A Bamenda, les choses vont mal. J’ai perdu mon père, il est mort. Nous sommes six dans ma famille. Ma mère est seule dans le village et nous avons tous du mal à nous en sortir. Mes sœurs et les deux plus jeunes sont avec d'autres personnes de la famille qui les ont adoptés. Bien que les choses soient difficiles, nous avons fait de notre mieux.
Là où nous vivions, la pluie tombait sur nos lits au point que nous ne pouvions pas dormir parce que nous devions mettre des seaux sur les lits pour éviter que la pluie ne mouille le matelas.
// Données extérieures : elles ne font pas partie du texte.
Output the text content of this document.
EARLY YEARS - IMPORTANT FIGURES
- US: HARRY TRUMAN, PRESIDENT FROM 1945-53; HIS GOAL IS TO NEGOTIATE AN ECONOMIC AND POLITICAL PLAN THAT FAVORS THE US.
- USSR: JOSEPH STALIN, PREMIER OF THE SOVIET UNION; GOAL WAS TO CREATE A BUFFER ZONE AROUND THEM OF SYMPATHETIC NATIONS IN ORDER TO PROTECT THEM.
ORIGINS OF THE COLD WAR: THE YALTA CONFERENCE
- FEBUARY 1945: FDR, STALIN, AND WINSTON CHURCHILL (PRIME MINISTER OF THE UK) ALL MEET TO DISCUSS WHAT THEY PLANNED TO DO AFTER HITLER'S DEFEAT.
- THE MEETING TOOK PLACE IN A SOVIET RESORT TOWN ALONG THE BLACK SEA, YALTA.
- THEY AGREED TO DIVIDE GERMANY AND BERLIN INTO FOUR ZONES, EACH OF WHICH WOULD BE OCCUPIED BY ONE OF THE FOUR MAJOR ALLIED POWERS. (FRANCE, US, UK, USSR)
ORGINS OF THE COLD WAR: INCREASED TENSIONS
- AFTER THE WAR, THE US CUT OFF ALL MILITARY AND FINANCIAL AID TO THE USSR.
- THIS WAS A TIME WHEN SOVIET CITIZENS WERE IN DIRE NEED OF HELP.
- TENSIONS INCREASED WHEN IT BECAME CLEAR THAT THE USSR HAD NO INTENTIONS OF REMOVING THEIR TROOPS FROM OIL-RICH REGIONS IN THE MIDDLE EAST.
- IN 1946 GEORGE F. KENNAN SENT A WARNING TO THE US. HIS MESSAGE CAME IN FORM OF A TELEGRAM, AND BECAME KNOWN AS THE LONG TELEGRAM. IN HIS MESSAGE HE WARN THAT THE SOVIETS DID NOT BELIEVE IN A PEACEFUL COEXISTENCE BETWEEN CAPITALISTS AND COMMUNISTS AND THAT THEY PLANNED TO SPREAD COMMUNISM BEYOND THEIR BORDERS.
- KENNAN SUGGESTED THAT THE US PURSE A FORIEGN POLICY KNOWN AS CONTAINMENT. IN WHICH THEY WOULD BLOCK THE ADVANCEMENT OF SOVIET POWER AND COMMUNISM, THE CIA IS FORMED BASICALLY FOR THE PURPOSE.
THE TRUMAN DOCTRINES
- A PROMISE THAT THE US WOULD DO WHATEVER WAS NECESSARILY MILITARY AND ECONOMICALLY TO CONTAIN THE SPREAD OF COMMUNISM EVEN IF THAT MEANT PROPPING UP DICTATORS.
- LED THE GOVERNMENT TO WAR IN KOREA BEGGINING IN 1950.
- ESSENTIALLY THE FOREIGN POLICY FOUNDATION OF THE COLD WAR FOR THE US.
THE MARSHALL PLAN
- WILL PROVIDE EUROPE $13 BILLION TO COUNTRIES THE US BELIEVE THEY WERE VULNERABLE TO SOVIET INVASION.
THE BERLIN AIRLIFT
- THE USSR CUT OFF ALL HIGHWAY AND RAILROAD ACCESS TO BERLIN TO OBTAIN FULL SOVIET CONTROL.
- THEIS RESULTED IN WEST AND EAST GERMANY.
Depuis que notre père est mort, ma mère est restée seule avec nous. Nous avions l'habitude de manger de la nourriture sans viande ni poisson parce que nous ne pouvions pas subvenir à nos besoins jusqu'à ce que j'atteigne l'âge où je pouvais travailler et aider à la subsistance du foyer. Cela a donné du courage à ma mère pour travailler dur et nous envoyer à l'école.
Pour la crise actuelle dans la région du Nord-Ouest, c'était vraiment difficile à cause de la guerre entre les militaires et les "Amba boys" (nom donné aux indépendantistes/ndlr). Vous ne pouviez pas être en paix à la maison. Quand vous dormiez, ils (les "amba boys") venaient frapper à votre porte et vous demandaient de sortir parce que les militaires allaient bientôt attaquer. Nous nous enfuyons et nous nous réfugions dans la brousse pour dormir. C'est ainsi que les choses sont devenues de plus en plus difficiles. Même quand je suis ici à Yaoundé, les choses sont difficiles, mais nous nous débrouillons. Les difficultés, je supporte parce que maintenant je peux aller à l'école. C'est maintenant que nous pouvons dire que nous allons mieux.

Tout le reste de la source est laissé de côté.